I have a reasonably large df
library(data.table)
# nrows
x <- 1e7
# data
df <- data.table(group = sample(letters[1:2], x, replace=T)
, user = sample(1:x, x, replace=T)
, price = sample(1:3, x, replace=T)
, quantity = sample(1:3, x, replace=T)
); df
group user price quantity
1: a 8286968 1 3
2: b 8652340 1 3
3: a 7388954 1 1
4: b 6932335 3 3
5: a 1468016 1 2
Here is the timing of the hardcode method:
# hardcode
system.time(
df[, .(price = sum(price), quantity = sum(quantity))
, .(user, group)
][, .(mean_price = mean( price ), mean_quantity = mean(quantity))
, .(group)
]
)
user system elapsed
2.77 0.28 1.41
vs that of lapply
:
# lapply
x <- c('price', 'quantity')
system.time(
df[, lapply(.SD, \(i) sum(i))
, .SDcols = x
, .(user, group)
][, lapply(.SD, \(i) mean(i))
, .SDcols = x
, .(group)
]
)
user system elapsed
18.86 0.10 17.86
What could be the cause of the big run time difference?

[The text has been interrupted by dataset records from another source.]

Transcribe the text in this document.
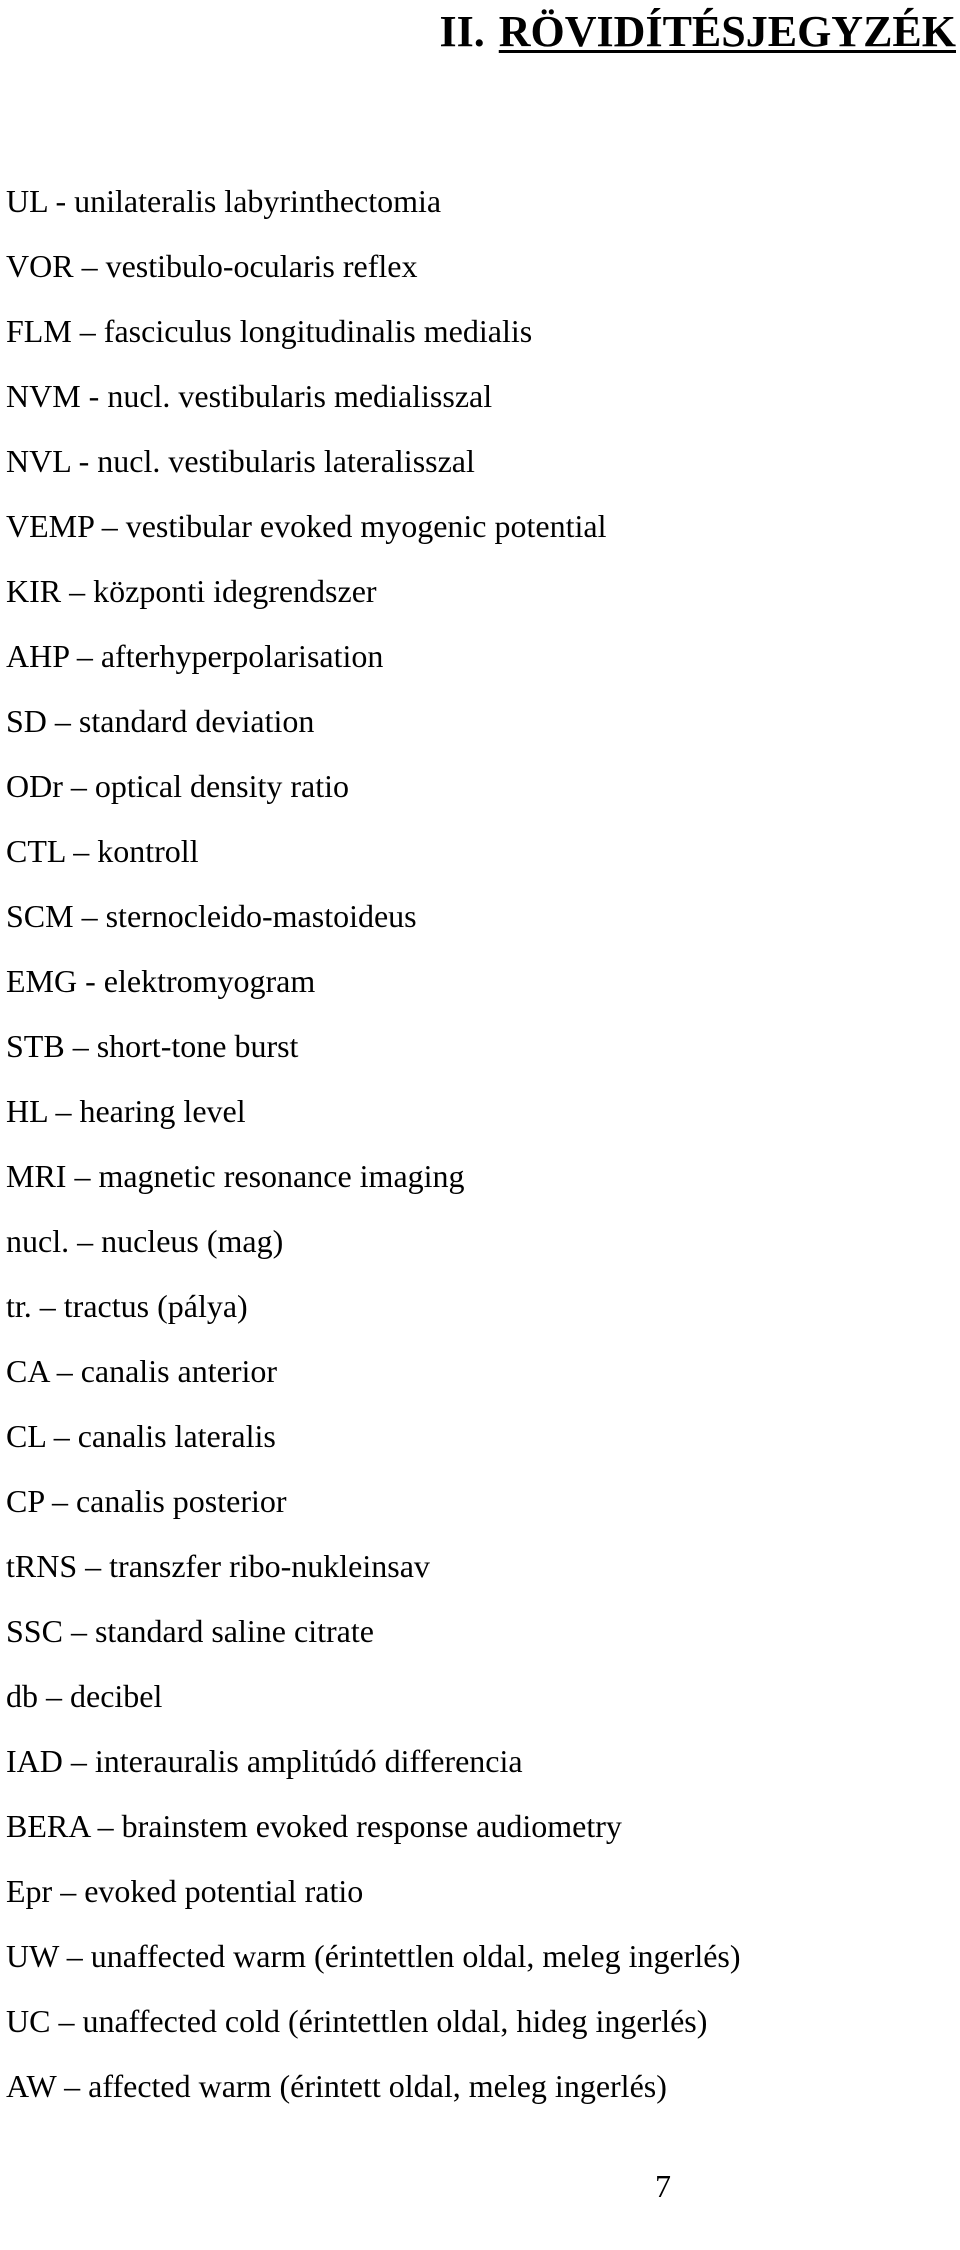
II. RÖVIDÍTÉSJEGYZÉK
UL - unilateralis labyrinthectomia
VOR – vestibulo-ocularis reflex
FLM – fasciculus longitudinalis medialis
NVM - nucl. vestibularis medialisszal
NVL - nucl. vestibularis lateralisszal
VEMP – vestibular evoked myogenic potential
KIR – központi idegrendszer
AHP – afterhyperpolarisation
SD – standard deviation
ODr – optical density ratio
CTL – kontroll
SCM – sternocleido-mastoideus
EMG - elektromyogram
STB – short-tone burst
HL – hearing level
MRI – magnetic resonance imaging
nucl. – nucleus (mag)
tr. – tractus (pálya)
CA – canalis anterior
CL – canalis lateralis
CP – canalis posterior
tRNS – transzfer ribo-nukleinsav
SSC – standard saline citrate
db – decibel
IAD – interauralis amplitúdó differencia
BERA – brainstem evoked response audiometry
Epr – evoked potential ratio
UW – unaffected warm (érintettlen oldal, meleg ingerlés)
UC – unaffected cold (érintettlen oldal, hideg ingerlés)
AW – affected warm (érintett oldal, meleg ingerlés)
7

CodePudding user response:
This is because data.table
internal optimization on mean
and sum
isn't used due to lambda functions \(i) sum(i)
and \(i) mean(i)
:
base::mean function is internally optimised to use data.table's fastmean function. mean() from base is an S3 generic and gets slow with many groups.
lapply
isn't causing the problem as it also gets optimized:
The expression dt[, lapply(.SD, fun), by=.] gets optimised to dt[, list(fun(a), fun(b), ...), by=.] where a,b, ... are columns in .SD. This improves performance tremendously.
system.time(
df[, lapply(.SD, sum)
, .SDcols = x
, .(user, group)
][, lapply(.SD, mean)
, .SDcols = x
, .(group)
]
)
user system elapsed
2.58 0.39 1.45